Skiripsi. Abstrak. Daerah Cirebon termasuk wilayah Jawa Barat yang bila
ditinjau dari segi ekonomi, sosial dan politik baik semenjak masa perjuangan
mengusir penjajah maupun sampai Indonesia merdeka, daerah ini memiliki kondisi
serta geo_grafis yang strategis. Daerah ini memakai dua bahasa daerah yaitu
bahasa Sunda dan bahasa Jawa Cirebon. Di masa pemerintahan kolonial Belanda
juga di masa pendudukan Jepang, wilayah Cirebon dibagi ke dalam empat kabupaten
yaitu: Kabupaten Cirebon – Kanupaten Indramayu – Kabupaten Majalengka –
Kabupaten Kuningan. Kabupaten Cirebon dan Indramayu merupakan wilayah yang
terletak di bagian pesisir. Ketika tentara Jepang mengadakan penyerbuan ke
pulau Jawa, mereka mempergunakan desa pantai Eretan di Indramayu sebagai salah
satu tempat mendarat. Kejadian ini di luar dugaan pemerintahan Hindia Belanda.
Di dalam kota Cirebon terdapat tiga wilayah kesultanan. Daerah kesultanan itu
dapat disebutkan sebagai (https://lib.ui.ac.id/)
Lantas bagaimana sejarah pendudukan Jepang di wilayah
Cirebon 1942-1945? Seperti disebut di atas sejarah pendudukan Jepang di Cirebon
sudah banyak yang menulis. Namun sejarah tetaplah sejarah dan sejarah dapat
ditulis ulang. Semua itu berawal di Pelabuhan Eretan dan berakhir di pelabuhan
Cirebon. Lalu bagaimana sejarah pendudukan Jepang di wilayah Cirebon 1942-1945?
Seperti kata ahli sejarah tempo doeloe, semuanya ada permulaan. Untuk menambah
pengetahuan dan meningkatkan wawasan sejarah nasional, mari kita telusuri
sumber-sumber tempo doeloe.

Sejarah seharusnya memiliki permulaan. Jika sejarawan gagal memberikan
bukti catatan tertulis, setiap orang bahkan oleh penduduknya sendiri akan
menciptakan imajinasi sendiri. Untuk menghindari hal itu terjadi, sumber utama
yang digunakan dalam artikel ini adalah ‘sumber primer’ seperti surat kabar dan
majalah sejaman, foto dan peta-peta. Sumber buku hanya digunakan sebagai
pendukung (pembanding), karena saya anggap buku juga merupakan hasil kompilasi
(analisis) dari sumber-sumber primer. Dalam penulisan artikel ini tidak semua
sumber disebutkan lagi karena sudah disebut di artikel saya yang lain.
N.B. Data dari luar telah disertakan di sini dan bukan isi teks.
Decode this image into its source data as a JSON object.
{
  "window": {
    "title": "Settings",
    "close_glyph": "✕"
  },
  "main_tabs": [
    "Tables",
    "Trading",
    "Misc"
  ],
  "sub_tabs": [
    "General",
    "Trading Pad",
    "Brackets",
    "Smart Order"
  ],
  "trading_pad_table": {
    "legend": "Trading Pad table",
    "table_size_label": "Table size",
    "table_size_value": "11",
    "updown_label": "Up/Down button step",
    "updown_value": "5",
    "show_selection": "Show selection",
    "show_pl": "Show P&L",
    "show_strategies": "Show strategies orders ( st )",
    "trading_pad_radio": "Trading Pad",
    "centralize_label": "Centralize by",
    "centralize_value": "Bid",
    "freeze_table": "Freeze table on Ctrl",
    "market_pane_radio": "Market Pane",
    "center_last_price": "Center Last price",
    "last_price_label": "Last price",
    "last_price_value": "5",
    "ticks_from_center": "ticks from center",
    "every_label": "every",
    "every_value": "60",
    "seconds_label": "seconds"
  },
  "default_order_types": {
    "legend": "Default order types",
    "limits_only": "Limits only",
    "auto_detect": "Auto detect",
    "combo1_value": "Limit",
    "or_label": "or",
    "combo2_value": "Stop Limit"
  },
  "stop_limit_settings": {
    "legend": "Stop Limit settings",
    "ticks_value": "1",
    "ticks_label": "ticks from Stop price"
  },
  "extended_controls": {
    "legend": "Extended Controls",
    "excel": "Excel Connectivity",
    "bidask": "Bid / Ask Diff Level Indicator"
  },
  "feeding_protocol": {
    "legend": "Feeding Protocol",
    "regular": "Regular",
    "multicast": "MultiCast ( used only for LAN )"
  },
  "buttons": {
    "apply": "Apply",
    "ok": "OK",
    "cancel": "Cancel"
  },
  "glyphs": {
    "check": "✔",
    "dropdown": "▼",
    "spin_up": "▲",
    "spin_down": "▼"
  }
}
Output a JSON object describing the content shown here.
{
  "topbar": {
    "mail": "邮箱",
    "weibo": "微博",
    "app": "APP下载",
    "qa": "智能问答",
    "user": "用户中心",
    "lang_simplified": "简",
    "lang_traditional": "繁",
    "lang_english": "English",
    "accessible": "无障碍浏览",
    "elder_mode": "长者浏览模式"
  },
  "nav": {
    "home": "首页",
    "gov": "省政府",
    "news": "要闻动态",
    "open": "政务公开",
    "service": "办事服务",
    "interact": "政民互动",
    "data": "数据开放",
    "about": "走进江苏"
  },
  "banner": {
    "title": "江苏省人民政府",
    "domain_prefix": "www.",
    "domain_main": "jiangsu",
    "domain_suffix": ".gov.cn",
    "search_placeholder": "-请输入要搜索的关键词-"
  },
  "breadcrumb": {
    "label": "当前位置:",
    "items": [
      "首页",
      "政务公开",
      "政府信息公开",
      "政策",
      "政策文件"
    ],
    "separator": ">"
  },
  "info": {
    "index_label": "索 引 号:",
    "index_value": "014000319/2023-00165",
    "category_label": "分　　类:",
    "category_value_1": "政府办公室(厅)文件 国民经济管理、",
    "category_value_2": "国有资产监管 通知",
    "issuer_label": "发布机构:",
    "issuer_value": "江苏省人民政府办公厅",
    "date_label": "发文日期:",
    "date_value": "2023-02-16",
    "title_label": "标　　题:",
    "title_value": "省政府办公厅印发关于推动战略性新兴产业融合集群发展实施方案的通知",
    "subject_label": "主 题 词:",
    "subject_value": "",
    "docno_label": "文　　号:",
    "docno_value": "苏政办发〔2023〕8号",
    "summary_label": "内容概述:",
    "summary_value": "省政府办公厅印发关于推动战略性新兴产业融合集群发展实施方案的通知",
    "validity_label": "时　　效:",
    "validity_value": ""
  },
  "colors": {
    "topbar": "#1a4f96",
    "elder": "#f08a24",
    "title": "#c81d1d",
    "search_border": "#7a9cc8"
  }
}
Hanya
sumber-sumber baru yang disebutkan atau sumber yang sudah pernah disebut di
artikel lain disebutkan kembali di artikel ini hanya untuk lebih menekankan
saja*.
Pendudukan Jepang di Cirebon 1942-1945; Berawal di
Pelabuhan Eretan dan Berakhir di Pelabuhan Cirebon
Sebelum memahami lebih lanjut pendudukan Jepang di
Cirebon, kita deskripsikan lebih dahulu tentang nama tempat Eretan. Nama Eretan
sendiri mirip dengan eretan dalam bahasa Soenda/Djawa (perahu penyeberang
sungai terbuat dari bamboo). Memang lokasi di Eretan memang demikian. Nah, yang
menjadi pertanyaan dimana posisi GPS eretan itu berada yang menjadi cikal bakal
kampong Eretan (dan kini menjadi kota Eretan) dimana terdapat pelabuhan yang
menjadi pintu masuk pasukan Jepang.

Pada era VOC, seperti Peta 1724 dimana posisi GPS kota Eretan merujuk
pada nama kampong Lossarang. Pada Peta 1700 sudah diidentifikasi nama kampong
Losarang (di sebelah timur sejajar kampong Lohbener). Pada Peta 1724 kampong
Losarang ini berada di muara sungai. Seperti halnya mura sungao Tjipamanoekan
(di barat) dan sungai Tjimanoek (di timur), di muara sungai Losarang terdapat
suatu pulau sedimen. Pulau sedimen ini terus membengkak sehingga (semakin menyatu)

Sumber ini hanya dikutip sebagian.